File:New Zealand money.jpg
A collection of New Zealand money. Photograph by Gabriel Pollard.

The minimum wage in New Zealand will be increased by 9.8% on 1 April, 2007, the biggest increase in New Zealand for seven years.

The announcement was made today by Labour minister, Ruth Dyson, and will make the current minimum wage for workers over 18-years NZ$11.25 per hour, an increase $1.00 from the current wage of $10.25. Youth workers and youth workers being trained aged 16-years and 17-years will see an increase of $0.80 to $9.00, remaining at 80% of the adult minimum wage.

Ms Dyson said: "The boost in the minimum wage will ensure that lower paid workers share the benefits of economic growth, encourage people to join the workforce and provide protection for some of New Zealand’s most vulnerable workers."

The Green Party of Aotearoa New Zealand has welcomed the announcement.
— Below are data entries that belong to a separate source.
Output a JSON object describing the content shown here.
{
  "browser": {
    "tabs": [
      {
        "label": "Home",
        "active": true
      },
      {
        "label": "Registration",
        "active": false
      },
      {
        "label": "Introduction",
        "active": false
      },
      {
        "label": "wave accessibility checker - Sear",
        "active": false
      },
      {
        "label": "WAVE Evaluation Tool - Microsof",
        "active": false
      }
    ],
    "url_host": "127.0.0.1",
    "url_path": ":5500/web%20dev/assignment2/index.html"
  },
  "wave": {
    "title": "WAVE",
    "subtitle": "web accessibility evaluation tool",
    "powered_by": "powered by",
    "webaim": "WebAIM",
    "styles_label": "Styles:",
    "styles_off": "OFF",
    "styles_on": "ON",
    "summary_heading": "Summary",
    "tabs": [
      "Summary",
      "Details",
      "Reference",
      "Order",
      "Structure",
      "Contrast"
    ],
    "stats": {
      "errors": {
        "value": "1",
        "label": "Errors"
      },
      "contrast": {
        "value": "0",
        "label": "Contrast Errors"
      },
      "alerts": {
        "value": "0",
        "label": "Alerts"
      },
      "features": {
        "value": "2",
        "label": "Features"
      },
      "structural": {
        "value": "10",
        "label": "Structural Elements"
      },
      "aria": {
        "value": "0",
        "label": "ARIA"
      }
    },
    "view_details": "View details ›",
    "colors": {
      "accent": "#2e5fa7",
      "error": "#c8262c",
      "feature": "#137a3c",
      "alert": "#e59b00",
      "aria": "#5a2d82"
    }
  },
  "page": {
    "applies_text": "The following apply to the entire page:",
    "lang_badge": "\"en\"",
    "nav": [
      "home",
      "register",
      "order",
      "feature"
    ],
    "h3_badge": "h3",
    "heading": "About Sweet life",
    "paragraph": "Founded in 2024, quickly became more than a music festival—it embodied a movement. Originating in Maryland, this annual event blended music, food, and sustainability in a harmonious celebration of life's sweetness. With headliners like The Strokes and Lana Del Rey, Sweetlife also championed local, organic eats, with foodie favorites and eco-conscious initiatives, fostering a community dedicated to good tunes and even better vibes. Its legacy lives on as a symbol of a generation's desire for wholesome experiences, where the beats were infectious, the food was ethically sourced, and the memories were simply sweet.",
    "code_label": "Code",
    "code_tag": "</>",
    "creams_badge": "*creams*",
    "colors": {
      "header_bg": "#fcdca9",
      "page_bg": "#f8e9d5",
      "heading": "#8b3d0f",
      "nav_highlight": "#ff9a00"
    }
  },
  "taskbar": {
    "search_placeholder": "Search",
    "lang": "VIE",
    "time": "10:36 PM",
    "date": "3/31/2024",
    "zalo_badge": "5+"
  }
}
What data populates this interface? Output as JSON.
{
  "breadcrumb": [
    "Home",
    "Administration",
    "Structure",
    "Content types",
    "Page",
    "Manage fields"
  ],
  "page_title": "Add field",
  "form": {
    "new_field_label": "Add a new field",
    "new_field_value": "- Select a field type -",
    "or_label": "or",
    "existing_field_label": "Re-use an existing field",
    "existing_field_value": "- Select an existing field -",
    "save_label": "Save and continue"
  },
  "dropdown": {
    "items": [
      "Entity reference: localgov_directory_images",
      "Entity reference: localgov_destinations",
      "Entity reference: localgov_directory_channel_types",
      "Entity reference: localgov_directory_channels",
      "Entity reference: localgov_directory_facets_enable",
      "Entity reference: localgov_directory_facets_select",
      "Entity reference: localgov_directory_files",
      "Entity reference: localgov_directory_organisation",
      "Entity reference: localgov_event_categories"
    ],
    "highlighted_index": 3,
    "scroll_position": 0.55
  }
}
Sue Bradford, spokesperson for the Greens' Industrial Relations, said: "There is no better time than during a strong economy for New Zealand to boost the current poverty level minimum wages."

Ms Bradford said: "The rise announced today is not overly generous. When cost of living adjustments are taken into account, the $12 an hour minimum wage level called for by the Greens during the 2005 election campaign, has now moved to just over $13 per hour. If one applied the European Union social standard - which sets the minimum wage at two thirds of the average wage - we would be setting New Zealand's minimum wage at $13.66."

However HealthCare Providers New Zealand is criticising the wage increases as currently the difference in minimum wage and the average caregiver wage rate is 10% ($10.25 and $11.33 respectively). Martin Taylor, chief executive officer, said: "If more funding is not made available then the government is agreeing to caregiving becoming a minimum wage occupation."

Mr Taylor said: "We believe caregiving is an important job that deserves better wages, but you cannot pay out more than you are funded for. This sector is depended on government funding and we have already been waiting 9 months for DHBs to agree to our funding claim for the last minimum wage increase."

The government believes that the change will benefit 110,000 adults of which the majority are woman, and 9,200 youth workers.

"With four months till the changes come into effect, businesses will have time to prepare. The date of 1 April was chosen to reduce compliance costs for businesses as it will coincide with the implementation date of four weeks’ annual holidays," Ms Dyson said.

The government wishes that by the end of 2008 they will be able to increase the minimum wage of adults to at least $12.00 per hour, however the government will be keeping a close eye on the economy.